Spécialisé dans l’étude des sociétés anciennes à travers l’Afrique méditerranéenne et le Sahara, Giulio Lucarini, Senior Researcher à l’Institut des sciences du patrimoine du Conseil national de la recherche italien a publié sur le site theconversation.com les résultats d’une étude sur les génomes anciens (séquences complètes d’ADN) de neuf individus ayant vécu au Maghreb oriental entre 15 000 et 6 000 ans. L’objectif de l’étude était de retracer les lignées génétiques et d’identifier les liens ancestraux dans cette région.
L’équipe de recherche a travaillé sur avec des génomes anciens extraits de squelettes humains conservés dans les collections de musées ou d’institutions patrimoniales. Ils proviennent de fouilles effectuées sur quatre sites : Afalou Bou Rhummel, Djebba, Doukanet el Khoutifa et SHM-1 (Hergla), tous situés en Tunisie et en Algérie.

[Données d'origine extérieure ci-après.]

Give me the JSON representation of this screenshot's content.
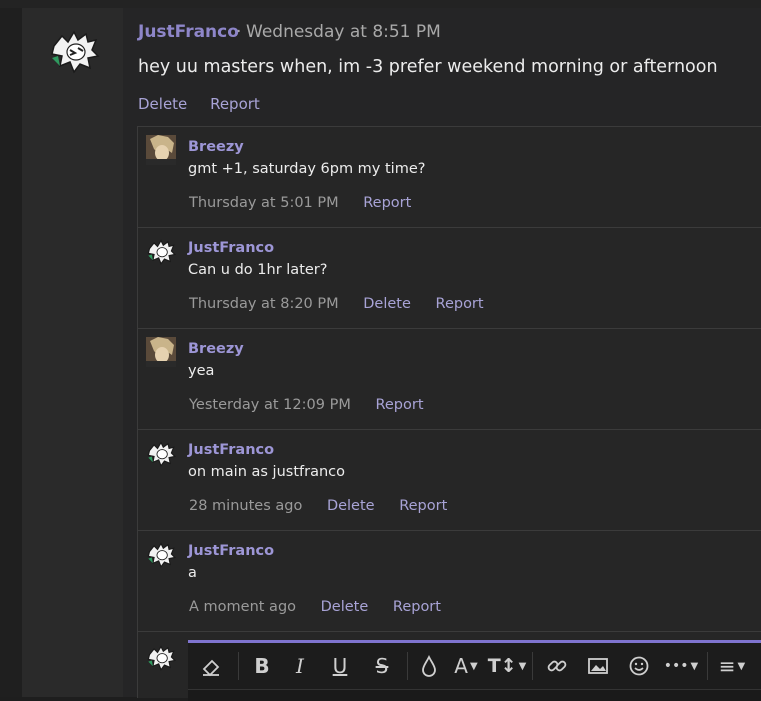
{
  "post": {
    "author": "JustFranco",
    "separator": "·",
    "time": "Wednesday at 8:51 PM",
    "body": "hey uu masters when, im -3 prefer weekend morning or afternoon",
    "actions": [
      "Delete",
      "Report"
    ]
  },
  "comments": [
    {
      "author": "Breezy",
      "body": "gmt +1, saturday 6pm my time?",
      "time": "Thursday at 5:01 PM",
      "actions": [
        "Report"
      ],
      "avatar": "breezy-avatar"
    },
    {
      "author": "JustFranco",
      "body": "Can u do 1hr later?",
      "time": "Thursday at 8:20 PM",
      "actions": [
        "Delete",
        "Report"
      ],
      "avatar": "justfranco-avatar"
    },
    {
      "author": "Breezy",
      "body": "yea",
      "time": "Yesterday at 12:09 PM",
      "actions": [
        "Report"
      ],
      "avatar": "breezy-avatar"
    },
    {
      "author": "JustFranco",
      "body": "on main as justfranco",
      "time": "28 minutes ago",
      "actions": [
        "Delete",
        "Report"
      ],
      "avatar": "justfranco-avatar"
    },
    {
      "author": "JustFranco",
      "body": "a",
      "time": "A moment ago",
      "actions": [
        "Delete",
        "Report"
      ],
      "avatar": "justfranco-avatar"
    }
  ],
  "editor": {
    "toolbar": [
      "clear-format-icon",
      "bold-icon",
      "italic-icon",
      "underline-icon",
      "strikethrough-icon",
      "text-color-icon",
      "font-family-icon",
      "font-size-icon",
      "link-icon",
      "image-icon",
      "emoji-icon",
      "more-options-icon",
      "align-icon"
    ],
    "glyphs": {
      "bold": "B",
      "italic": "I",
      "underline": "U",
      "strike": "S",
      "font_family": "A",
      "font_size": "T↕",
      "more": "•••",
      "align": "≡"
    }
  },
  "colors": {
    "accent": "#8e86c9",
    "link": "#a8a3d6",
    "editor_border": "#7f74cf"
  }
}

Les analyses révèlent qu’il y a environ 7 000 ans, certains individus étudiés avaient des ancêtres agriculteurs européens. Les Européens ont apporté quelques gènes à la région, mais pas plus de 20 % par individu.

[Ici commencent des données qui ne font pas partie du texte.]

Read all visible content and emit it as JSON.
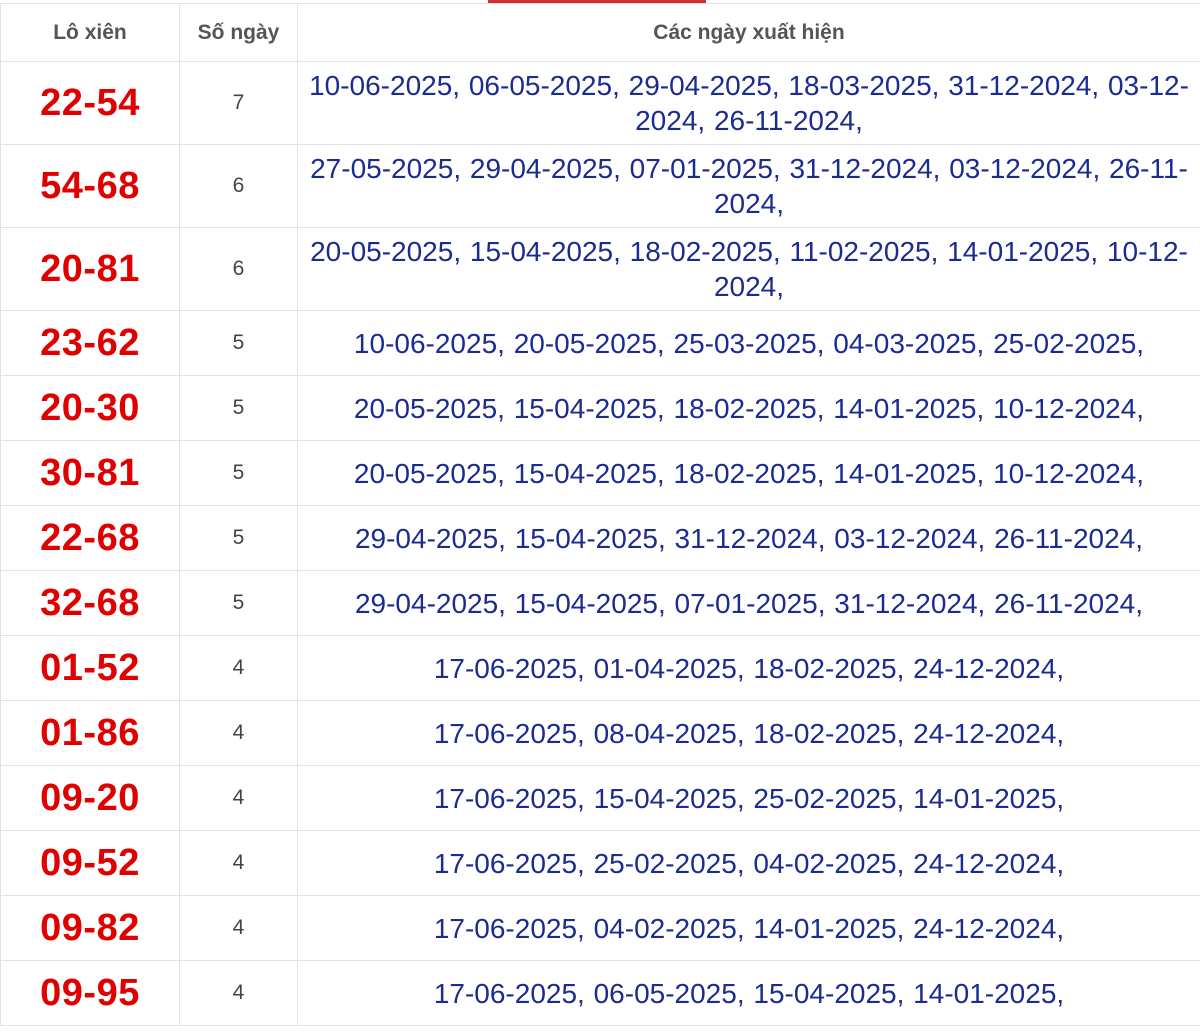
{
  "colors": {
    "pair_text": "#e00000",
    "date_text": "#1b2b8f",
    "header_text": "#555555",
    "accent": "#d32f2f",
    "border": "#e3e3e3"
  },
  "table": {
    "headers": {
      "pair": "Lô xiên",
      "count": "Số ngày",
      "dates": "Các ngày xuất hiện"
    },
    "rows": [
      {
        "pair": "22-54",
        "count": "7",
        "dates": "10-06-2025, 06-05-2025, 29-04-2025, 18-03-2025, 31-12-2024, 03-12-2024, 26-11-2024,"
      },
      {
        "pair": "54-68",
        "count": "6",
        "dates": "27-05-2025, 29-04-2025, 07-01-2025, 31-12-2024, 03-12-2024, 26-11-2024,"
      },
      {
        "pair": "20-81",
        "count": "6",
        "dates": "20-05-2025, 15-04-2025, 18-02-2025, 11-02-2025, 14-01-2025, 10-12-2024,"
      },
      {
        "pair": "23-62",
        "count": "5",
        "dates": "10-06-2025, 20-05-2025, 25-03-2025, 04-03-2025, 25-02-2025,"
      },
      {
        "pair": "20-30",
        "count": "5",
        "dates": "20-05-2025, 15-04-2025, 18-02-2025, 14-01-2025, 10-12-2024,"
      },
      {
        "pair": "30-81",
        "count": "5",
        "dates": "20-05-2025, 15-04-2025, 18-02-2025, 14-01-2025, 10-12-2024,"
      },
      {
        "pair": "22-68",
        "count": "5",
        "dates": "29-04-2025, 15-04-2025, 31-12-2024, 03-12-2024, 26-11-2024,"
      },
      {
        "pair": "32-68",
        "count": "5",
        "dates": "29-04-2025, 15-04-2025, 07-01-2025, 31-12-2024, 26-11-2024,"
      },
      {
        "pair": "01-52",
        "count": "4",
        "dates": "17-06-2025, 01-04-2025, 18-02-2025, 24-12-2024,"
      },
      {
        "pair": "01-86",
        "count": "4",
        "dates": "17-06-2025, 08-04-2025, 18-02-2025, 24-12-2024,"
      },
      {
        "pair": "09-20",
        "count": "4",
        "dates": "17-06-2025, 15-04-2025, 25-02-2025, 14-01-2025,"
      },
      {
        "pair": "09-52",
        "count": "4",
        "dates": "17-06-2025, 25-02-2025, 04-02-2025, 24-12-2024,"
      },
      {
        "pair": "09-82",
        "count": "4",
        "dates": "17-06-2025, 04-02-2025, 14-01-2025, 24-12-2024,"
      },
      {
        "pair": "09-95",
        "count": "4",
        "dates": "17-06-2025, 06-05-2025, 15-04-2025, 14-01-2025,"
      }
    ]
  }
}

Selon l’auteur, il s’agit d’une influence génétique modeste par rapport aux anciennes populations du Maghreb occidental où, sur certains sites, l’ascendance des agriculteurs européens peut atteindre jusqu’à 80 %.
Les résultats suggèrent que l’introduction des économies vivrières dans l’est du Maghreb ne résulte pas d’un remplacement massif de population, comme ce fut le cas en Europe. Au contraire, le changement s’est opéré progressivement, porté par des migrations sporadiques, des brassages culturels et la transmission des savoirs.

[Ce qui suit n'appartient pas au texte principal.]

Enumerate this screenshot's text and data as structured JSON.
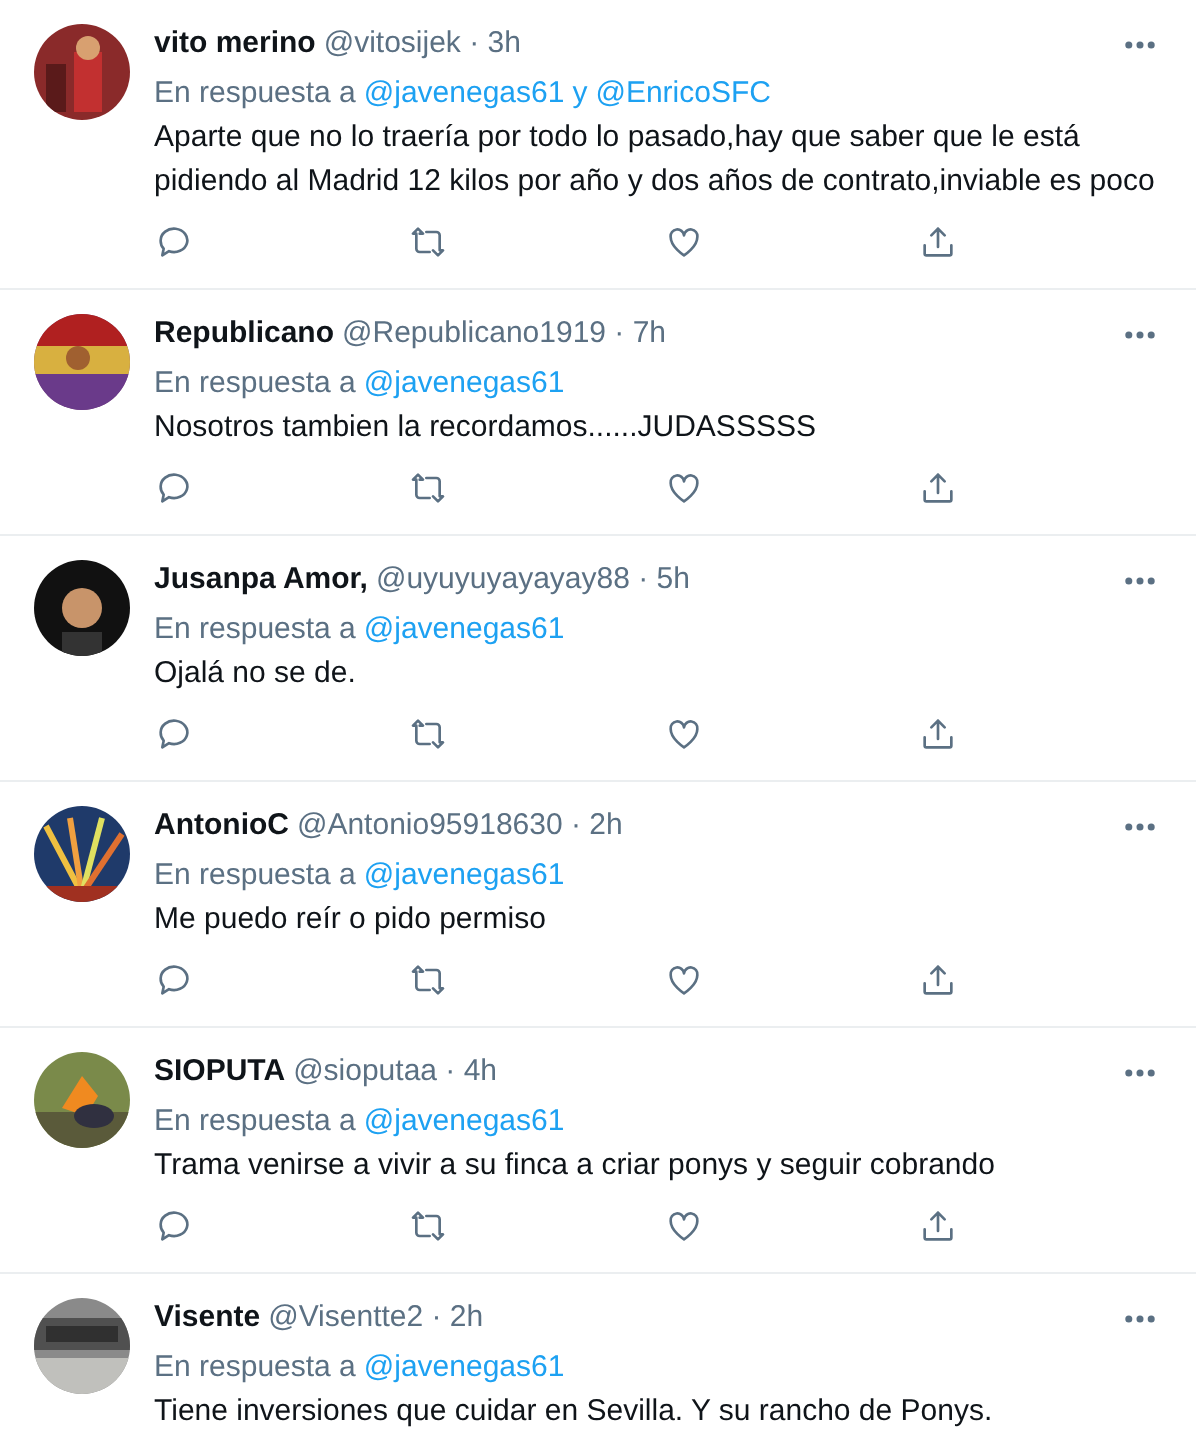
{
  "tweets": [
    {
      "name": "vito merino",
      "meta": "@vitosijek · 3h",
      "reply_label": "En respuesta a",
      "mentions": [
        "@javenegas61",
        "@EnricoSFC"
      ],
      "mention_joiner": "y",
      "text": "Aparte que no lo traería por todo lo pasado,hay que saber que le está pidiendo al Madrid 12 kilos por año y dos años de contrato,inviable es poco",
      "avatar": {
        "kind": "picture"
      },
      "actions": true
    },
    {
      "name": "Republicano",
      "meta": "@Republicano1919 · 7h",
      "reply_label": "En respuesta a",
      "mentions": [
        "@javenegas61"
      ],
      "text": "Nosotros tambien la recordamos......JUDASSSSS",
      "avatar": {
        "kind": "picture"
      },
      "actions": true
    },
    {
      "name": "Jusanpa Amor,",
      "meta": "@uyuyuyayayay88 · 5h",
      "reply_label": "En respuesta a",
      "mentions": [
        "@javenegas61"
      ],
      "text": "Ojalá no se de.",
      "avatar": {
        "kind": "picture"
      },
      "actions": true
    },
    {
      "name": "AntonioC",
      "meta": "@Antonio95918630 · 2h",
      "reply_label": "En respuesta a",
      "mentions": [
        "@javenegas61"
      ],
      "text": "Me puedo reír o pido permiso",
      "avatar": {
        "kind": "picture"
      },
      "actions": true
    },
    {
      "name": "SIOPUTA",
      "meta": "@sioputaa · 4h",
      "reply_label": "En respuesta a",
      "mentions": [
        "@javenegas61"
      ],
      "text": "Trama venirse a vivir a su finca a criar ponys y seguir cobrando",
      "avatar": {
        "kind": "picture"
      },
      "actions": true
    },
    {
      "name": "Visente",
      "meta": "@Visentte2 · 2h",
      "reply_label": "En respuesta a",
      "mentions": [
        "@javenegas61"
      ],
      "text": "Tiene inversiones que cuidar en Sevilla. Y su rancho de Ponys.",
      "avatar": {
        "kind": "picture"
      },
      "actions": false
    }
  ]
}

Dans son article, Giulio Lucarini a indiqué que l’une des découvertes les plus fascinantes a été la trace génétique de chasseurs-cueilleurs européens trouvée chez un individu de Djebba, en Tunisie, datant d’environ 8 000 ans et cela suggère que les premières populations européennes et nord-africaines ont pu interagir par le biais de routes maritimes traversant le détroit de Sicile.
Et d’ajouter que la découverte en Tunisie d’obsidienne (verre volcanique) provenant de Pantelleria, une petite île située dans le détroit de Sicile, renforce le lien entre les rives septentrionale et méridionale de la Méditerranée.
“Dans l’ensemble, l’étude révèle une région marquée par une grande résilience génétique et culturelle, en parfaite cohérence avec les données archéologiques”, affirme le chercheur italien.
Notons que cette étude est le fruit d’une collaboration entre les institutions suivantes : l’université de Harvard, États-Unis ; l’Institut Max Planck, Allemagne ; le Conseil national de la recherche italien (CNR) ; l’Institut national du patrimoine (INP), Tunisie ; le Centre national de recherche préhistorique, anthropologique et historique (CNRPAH), Algérie ; l’Institut de paléontologie humaine (IPH), France ; l’Université de Vienne, Autriche ; l’Université La Sapienza de Rome, Italie ; et l’ISMEO – Association internationale d’études méditerranéennes et orientales, Italie.